Formula 1 companies ordered to disclose documents in Ecclestone litigation
Thu 12 Sep 2013
The High Court has ordered a number of Formula 1 group companies and CVC Capital Partners Limited (“CVC Capital”) to give disclosure of documents, notwithstanding that they are not parties to litigation in which the orders were made.
In Constantin Medien Ag v Ecclestone and others ( EWHC 2674) the Claimant, Constantin Medien AG (“Constantin”) claims that Bayerische Landesbank (“Bayerische”) was induced by a bribe of US $44 million (allegedly paid by Bernie Ecclestone and Bambino Holdings Limited to Dr. Gerhard Gribkowsky) to sell its 46.65% shareholding in the Formula 1 group to CVC Capital for US $828 million, which is alleged to be an undervalue. Dr. Gribkowsky was allegedly the Chief Risk Officer and a director in Bayerische at the time of the sale, and responsible for matters relating to the sale of Bayerische’s shares in the F1 Group.

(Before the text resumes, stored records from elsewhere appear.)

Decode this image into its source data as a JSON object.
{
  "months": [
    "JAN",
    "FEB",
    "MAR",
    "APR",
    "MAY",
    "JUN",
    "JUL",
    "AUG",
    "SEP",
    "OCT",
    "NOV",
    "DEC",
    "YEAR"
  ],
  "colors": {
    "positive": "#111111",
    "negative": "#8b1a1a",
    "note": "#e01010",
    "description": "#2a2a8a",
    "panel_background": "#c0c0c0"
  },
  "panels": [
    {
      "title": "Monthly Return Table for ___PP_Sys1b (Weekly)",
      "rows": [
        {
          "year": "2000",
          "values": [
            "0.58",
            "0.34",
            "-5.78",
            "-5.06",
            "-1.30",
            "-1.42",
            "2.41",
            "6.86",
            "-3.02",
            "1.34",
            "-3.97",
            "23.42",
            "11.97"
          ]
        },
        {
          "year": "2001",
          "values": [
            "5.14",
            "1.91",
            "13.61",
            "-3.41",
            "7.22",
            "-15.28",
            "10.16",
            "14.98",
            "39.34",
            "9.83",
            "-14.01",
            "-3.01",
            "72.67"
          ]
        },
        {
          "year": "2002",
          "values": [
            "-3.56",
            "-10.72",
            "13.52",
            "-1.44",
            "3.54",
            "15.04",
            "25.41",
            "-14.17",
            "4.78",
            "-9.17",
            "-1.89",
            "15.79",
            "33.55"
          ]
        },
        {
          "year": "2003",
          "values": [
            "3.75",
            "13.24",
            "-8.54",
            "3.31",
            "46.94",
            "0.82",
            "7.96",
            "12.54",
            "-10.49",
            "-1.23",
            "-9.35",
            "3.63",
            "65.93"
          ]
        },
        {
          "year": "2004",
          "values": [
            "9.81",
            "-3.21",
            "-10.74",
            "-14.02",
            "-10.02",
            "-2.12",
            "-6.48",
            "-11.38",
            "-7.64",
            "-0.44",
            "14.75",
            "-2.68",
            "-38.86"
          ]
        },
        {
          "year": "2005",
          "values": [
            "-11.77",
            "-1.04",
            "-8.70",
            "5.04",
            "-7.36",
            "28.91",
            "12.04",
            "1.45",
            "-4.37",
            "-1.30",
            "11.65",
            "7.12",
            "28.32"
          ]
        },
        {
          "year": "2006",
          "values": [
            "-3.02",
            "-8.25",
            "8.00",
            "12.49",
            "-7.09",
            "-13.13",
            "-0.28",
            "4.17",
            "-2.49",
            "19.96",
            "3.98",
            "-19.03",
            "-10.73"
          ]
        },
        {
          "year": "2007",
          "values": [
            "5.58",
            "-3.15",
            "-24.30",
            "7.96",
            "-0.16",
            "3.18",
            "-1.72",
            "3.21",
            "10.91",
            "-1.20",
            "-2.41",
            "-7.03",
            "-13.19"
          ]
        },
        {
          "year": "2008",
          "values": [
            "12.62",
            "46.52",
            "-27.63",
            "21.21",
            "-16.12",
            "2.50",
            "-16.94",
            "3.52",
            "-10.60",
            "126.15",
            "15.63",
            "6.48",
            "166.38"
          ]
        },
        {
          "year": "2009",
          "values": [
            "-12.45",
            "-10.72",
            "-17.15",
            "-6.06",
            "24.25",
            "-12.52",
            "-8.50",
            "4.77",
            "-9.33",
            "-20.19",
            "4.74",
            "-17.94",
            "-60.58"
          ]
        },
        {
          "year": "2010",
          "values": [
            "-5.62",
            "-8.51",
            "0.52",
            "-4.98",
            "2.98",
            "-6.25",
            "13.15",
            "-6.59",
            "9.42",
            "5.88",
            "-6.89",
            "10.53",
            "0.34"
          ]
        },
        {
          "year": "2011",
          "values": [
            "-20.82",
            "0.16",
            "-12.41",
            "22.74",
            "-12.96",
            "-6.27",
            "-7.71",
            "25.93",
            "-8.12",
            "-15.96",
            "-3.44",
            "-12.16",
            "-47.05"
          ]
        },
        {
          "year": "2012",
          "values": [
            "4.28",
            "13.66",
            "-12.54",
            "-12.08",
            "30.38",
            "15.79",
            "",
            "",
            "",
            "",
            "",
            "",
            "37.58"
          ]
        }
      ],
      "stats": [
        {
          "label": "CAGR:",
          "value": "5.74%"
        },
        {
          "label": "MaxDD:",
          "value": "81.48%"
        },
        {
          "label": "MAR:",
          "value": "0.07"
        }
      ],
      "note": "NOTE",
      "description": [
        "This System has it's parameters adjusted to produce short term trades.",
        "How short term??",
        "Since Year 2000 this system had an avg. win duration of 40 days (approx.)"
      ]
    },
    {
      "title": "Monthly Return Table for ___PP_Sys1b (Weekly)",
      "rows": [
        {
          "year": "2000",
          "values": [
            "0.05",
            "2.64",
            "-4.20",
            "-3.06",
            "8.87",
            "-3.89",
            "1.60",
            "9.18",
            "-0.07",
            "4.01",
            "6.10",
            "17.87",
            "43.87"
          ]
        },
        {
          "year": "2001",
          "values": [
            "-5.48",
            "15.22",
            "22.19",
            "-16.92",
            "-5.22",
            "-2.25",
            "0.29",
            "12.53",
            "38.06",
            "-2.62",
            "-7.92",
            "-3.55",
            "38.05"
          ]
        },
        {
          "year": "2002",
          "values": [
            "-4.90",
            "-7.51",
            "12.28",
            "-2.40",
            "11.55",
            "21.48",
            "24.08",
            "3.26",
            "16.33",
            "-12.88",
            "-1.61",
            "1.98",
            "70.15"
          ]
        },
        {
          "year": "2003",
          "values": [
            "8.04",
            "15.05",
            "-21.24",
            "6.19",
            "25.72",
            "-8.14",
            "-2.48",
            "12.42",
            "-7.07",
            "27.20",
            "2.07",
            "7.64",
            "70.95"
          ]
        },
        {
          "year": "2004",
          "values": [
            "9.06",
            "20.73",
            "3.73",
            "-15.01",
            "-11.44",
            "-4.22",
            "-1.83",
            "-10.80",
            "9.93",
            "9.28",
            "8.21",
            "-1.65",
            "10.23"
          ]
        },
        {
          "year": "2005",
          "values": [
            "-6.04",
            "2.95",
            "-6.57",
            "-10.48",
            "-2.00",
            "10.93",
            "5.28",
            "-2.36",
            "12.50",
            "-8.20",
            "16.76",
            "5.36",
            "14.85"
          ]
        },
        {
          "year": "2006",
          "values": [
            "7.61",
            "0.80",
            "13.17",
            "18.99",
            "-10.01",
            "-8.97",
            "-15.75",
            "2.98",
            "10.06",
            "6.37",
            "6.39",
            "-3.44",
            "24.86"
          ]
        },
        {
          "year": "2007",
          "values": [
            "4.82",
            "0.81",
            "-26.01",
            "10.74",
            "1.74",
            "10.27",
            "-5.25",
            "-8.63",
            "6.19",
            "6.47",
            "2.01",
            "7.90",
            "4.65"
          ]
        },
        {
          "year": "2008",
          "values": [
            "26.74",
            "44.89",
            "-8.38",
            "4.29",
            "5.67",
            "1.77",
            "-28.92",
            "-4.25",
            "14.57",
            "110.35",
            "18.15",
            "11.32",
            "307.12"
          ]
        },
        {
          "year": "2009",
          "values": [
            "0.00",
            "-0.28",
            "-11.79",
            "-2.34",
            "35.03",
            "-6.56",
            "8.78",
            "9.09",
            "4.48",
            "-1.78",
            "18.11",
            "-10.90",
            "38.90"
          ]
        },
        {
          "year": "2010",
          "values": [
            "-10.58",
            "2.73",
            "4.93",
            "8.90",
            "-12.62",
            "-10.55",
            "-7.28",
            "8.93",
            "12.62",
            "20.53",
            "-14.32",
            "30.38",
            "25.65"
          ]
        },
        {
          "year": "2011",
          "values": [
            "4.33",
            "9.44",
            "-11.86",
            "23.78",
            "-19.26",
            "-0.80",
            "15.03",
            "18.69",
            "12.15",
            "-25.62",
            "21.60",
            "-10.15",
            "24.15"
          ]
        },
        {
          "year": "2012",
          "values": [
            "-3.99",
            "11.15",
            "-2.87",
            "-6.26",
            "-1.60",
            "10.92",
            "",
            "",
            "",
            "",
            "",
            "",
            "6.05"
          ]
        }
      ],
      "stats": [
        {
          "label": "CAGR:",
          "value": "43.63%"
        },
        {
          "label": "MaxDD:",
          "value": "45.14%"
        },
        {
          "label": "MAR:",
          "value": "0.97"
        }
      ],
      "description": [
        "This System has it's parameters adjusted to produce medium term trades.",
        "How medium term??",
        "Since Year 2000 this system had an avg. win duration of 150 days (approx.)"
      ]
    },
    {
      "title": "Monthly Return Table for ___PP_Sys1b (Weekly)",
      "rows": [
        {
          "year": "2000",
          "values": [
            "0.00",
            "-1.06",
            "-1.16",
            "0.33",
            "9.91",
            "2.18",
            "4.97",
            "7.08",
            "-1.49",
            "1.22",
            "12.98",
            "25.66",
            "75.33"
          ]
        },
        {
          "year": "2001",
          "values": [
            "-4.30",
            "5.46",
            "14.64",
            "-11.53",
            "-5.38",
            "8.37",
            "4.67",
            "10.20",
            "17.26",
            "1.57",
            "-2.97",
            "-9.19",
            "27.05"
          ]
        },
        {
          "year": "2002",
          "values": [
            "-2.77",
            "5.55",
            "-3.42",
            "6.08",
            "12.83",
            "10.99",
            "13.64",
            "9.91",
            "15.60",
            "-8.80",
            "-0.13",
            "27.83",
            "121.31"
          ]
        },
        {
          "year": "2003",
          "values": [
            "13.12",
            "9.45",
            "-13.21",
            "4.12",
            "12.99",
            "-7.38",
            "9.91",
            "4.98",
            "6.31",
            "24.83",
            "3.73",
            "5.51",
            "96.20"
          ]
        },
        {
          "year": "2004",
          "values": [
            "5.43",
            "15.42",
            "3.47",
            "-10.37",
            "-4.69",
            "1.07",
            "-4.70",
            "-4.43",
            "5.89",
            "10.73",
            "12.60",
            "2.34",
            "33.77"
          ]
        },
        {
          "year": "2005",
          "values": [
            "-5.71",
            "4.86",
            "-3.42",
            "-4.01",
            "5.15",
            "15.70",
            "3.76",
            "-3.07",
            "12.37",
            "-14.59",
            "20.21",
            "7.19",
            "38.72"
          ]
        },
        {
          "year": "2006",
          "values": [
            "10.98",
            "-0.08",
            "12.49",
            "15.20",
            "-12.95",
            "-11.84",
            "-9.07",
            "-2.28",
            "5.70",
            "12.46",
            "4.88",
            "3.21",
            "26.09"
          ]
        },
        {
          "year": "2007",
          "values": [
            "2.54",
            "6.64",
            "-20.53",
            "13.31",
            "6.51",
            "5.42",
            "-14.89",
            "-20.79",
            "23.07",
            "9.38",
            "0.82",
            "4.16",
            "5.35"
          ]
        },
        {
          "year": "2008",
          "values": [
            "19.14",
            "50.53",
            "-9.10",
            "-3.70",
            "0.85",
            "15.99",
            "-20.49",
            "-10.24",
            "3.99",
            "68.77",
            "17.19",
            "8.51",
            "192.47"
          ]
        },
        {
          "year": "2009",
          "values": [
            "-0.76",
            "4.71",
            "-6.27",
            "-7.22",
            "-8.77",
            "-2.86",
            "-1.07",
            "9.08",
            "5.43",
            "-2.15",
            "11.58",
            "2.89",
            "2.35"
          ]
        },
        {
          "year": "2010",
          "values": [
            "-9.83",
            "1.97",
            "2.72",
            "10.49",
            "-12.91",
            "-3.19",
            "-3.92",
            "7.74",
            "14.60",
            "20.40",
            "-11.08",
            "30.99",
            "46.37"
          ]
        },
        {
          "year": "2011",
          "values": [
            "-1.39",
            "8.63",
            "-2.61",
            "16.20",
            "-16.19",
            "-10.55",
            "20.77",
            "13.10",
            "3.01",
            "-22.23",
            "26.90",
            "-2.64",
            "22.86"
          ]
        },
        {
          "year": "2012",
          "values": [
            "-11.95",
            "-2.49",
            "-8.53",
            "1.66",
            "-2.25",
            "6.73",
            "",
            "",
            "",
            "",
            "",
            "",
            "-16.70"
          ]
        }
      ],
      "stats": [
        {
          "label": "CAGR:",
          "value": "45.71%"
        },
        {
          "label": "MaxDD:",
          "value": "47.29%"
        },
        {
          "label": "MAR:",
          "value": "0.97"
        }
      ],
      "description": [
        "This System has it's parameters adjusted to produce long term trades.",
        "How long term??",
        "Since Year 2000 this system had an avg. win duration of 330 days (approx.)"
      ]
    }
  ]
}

Bernie Ecclestone declined to provide documents specifically requested of him, on the grounds that as a defendant in the action in his personal capacity, any documents of companies in the F1 group were not in his possession or custody and the F1 group would not permit him a right to inspect documents held by those companies otherwise than in accordance with his exercise of his duties as a director of them. The court agreed, and dismissed Constantin’s application for specific disclosure under CPR 31.12 against Bernie Ecclestone on the principal ground that the documents sought belonged to the Formula 1 Group and were not in his possession or custody.
However, the court did allow an application for non-party disclosure against the Formula 1 Group and CVC Capital because the documents were considered likely to support the case of Constantin or damage the case of Bernie Ecclestone and the other defendants, and that their disclosure was necessary to dispose fairly of the issues in the claim. The decision was reached in accordance with well-established rules in Part 31.17 of the Civil Procedure Rules under which a person or company who is not a party to proceedings can be ordered to disclose documents in their possession or control.